E por falar em Mancha, um personagem que esbanja inventividade já em seu design, é dublado com imensa personalidade por Jason Schwartzman (parceiro recorrente do cineasta Wes Anderson), que utiliza a fragilidade habitual de seus papéis para transformar o vilão numa das figuras mais irreverentes do projeto. Mancha, que ainda está descobrindo seus inusitados poderes, compartilha algumas das melhores lutas com Miles Morales, além de possuir diálogos hilariantes (aquele sobre buracos, por exemplo). É uma pena, portanto, que mesmo num longa-metragem com quase 140 minutos de projeção (um recorde se tratando de uma animação), ele acabe aparecendo apenas esporadicamente, sumindo de grande parte da projeção, embora o impacto de seus planos seja sentido ininterruptamente. A ideia de se tornar “mais do que o vilão da vez” vai ao encontro da proposta do script de fazer uma reflexão não apenas sobre as ações de Morales, como principalmente a reação em cadeia que culminou na transformação do adolescente em super-herói.

Pois Homem-Aranha Através do Aranhaverso ainda encontra tempo para debater se o jovem Aranha é ou não produto do acaso, uma coincidência para alguns ou uma anomalia para outros, visto que para que pudesse assumir o manto aracnídeo, seu “universo” passou por um reajuste, o que ocasionou um desequilíbrio na imensa teia que rege o cânone (e a referência à abertura dos filmes de Sam Raimi é outro toque de classe). Esse desajuste, aliás, é reflexo da própria vida de Miles, representado de forma elegante pelo plano em que ele e Gwen resolvem relaxar (de cabeça para baixo, com a cidade invertida ao fundo).

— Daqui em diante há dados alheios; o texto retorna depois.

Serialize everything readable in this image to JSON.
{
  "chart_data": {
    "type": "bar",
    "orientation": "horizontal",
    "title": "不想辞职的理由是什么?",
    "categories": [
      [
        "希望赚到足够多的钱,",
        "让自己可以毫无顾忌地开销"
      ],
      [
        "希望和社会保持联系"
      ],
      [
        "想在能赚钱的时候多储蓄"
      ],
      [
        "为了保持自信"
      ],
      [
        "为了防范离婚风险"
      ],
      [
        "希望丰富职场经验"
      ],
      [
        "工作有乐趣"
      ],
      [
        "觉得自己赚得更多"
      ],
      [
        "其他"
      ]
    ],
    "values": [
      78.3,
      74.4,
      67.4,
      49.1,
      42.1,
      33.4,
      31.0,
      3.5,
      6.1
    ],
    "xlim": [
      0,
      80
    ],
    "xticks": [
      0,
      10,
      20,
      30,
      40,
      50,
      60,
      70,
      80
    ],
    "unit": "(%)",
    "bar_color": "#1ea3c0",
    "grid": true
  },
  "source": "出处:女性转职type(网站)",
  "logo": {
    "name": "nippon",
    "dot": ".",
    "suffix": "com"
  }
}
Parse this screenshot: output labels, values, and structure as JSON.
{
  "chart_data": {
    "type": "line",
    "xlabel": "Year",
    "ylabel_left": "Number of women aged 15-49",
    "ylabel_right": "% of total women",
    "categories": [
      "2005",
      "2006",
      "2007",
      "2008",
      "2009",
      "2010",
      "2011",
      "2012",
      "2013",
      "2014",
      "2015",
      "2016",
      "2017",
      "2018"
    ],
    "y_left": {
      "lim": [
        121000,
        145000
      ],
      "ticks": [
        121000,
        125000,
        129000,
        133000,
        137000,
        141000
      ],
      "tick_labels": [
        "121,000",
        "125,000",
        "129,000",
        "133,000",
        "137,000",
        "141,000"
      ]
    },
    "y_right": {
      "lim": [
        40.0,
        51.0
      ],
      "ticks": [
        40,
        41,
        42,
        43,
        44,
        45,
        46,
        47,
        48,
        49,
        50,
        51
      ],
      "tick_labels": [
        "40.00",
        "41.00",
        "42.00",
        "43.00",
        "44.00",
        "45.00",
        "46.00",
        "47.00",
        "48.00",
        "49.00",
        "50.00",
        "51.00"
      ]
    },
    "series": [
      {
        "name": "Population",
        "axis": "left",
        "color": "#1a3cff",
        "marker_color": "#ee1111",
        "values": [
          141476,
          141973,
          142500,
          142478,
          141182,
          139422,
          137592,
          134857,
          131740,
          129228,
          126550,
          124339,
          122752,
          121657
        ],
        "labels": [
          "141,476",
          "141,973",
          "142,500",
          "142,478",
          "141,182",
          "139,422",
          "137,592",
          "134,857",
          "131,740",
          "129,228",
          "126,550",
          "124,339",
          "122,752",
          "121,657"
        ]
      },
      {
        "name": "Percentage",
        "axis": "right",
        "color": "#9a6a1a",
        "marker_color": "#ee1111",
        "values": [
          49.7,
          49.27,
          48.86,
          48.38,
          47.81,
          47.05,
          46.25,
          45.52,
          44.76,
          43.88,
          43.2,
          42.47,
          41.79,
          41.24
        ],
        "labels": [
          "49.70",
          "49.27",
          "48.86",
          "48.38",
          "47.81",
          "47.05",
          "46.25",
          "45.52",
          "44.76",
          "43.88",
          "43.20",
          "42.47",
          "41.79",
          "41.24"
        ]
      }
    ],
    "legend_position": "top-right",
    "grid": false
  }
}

Reservando uma parcela considerável de suspense para o terceiro ato, quando a proximidade de antagonistas gera uma tensão quase palpável até algo surpreendente acontecer (num aceno à montagem paralela do final de O Silêncio dos Inocentes), Homem-Aranha Através do Aranhaverso nunca deixa de ser imaginativo, tirando sarro das várias vezes em que testemunhamos a morte do Tio Ben (algo semelhante foi feito em LEGO Batman sobre os pais de Bruce Wayne) e até mesmo ao reconfigurar o núcleo que orbita o protagonista: se no filme anterior o Homem-Aranha Noir de Nicolas Cage roubava a cena, agora é a vez do “Spider-Punk” fazer as honras, com tiradas regadas a pura rebeldia.

Inspirando-se em Star Wars: Episódio V - O Império Contra-Ataca ao encerrar a projeção com um imenso cliffhanger que revoltará uma parcela considerável do público, Homem-Aranha Através do Aranhaverso consegue a proeza de superar o já excepcional longa anterior, aprofundando-se na vida do carismático Miles Morales enquanto promove um mergulho na mitologia de seu alter-ego. Ao explorar e analisar minuciosamente o cânone da franquia, talvez o maior feito do filme seja o de impressionar o público mesmo depois de nove aventuras cinematográficas.


E com a promessa de fazer o mesmo em 28 de Março do ano que vem.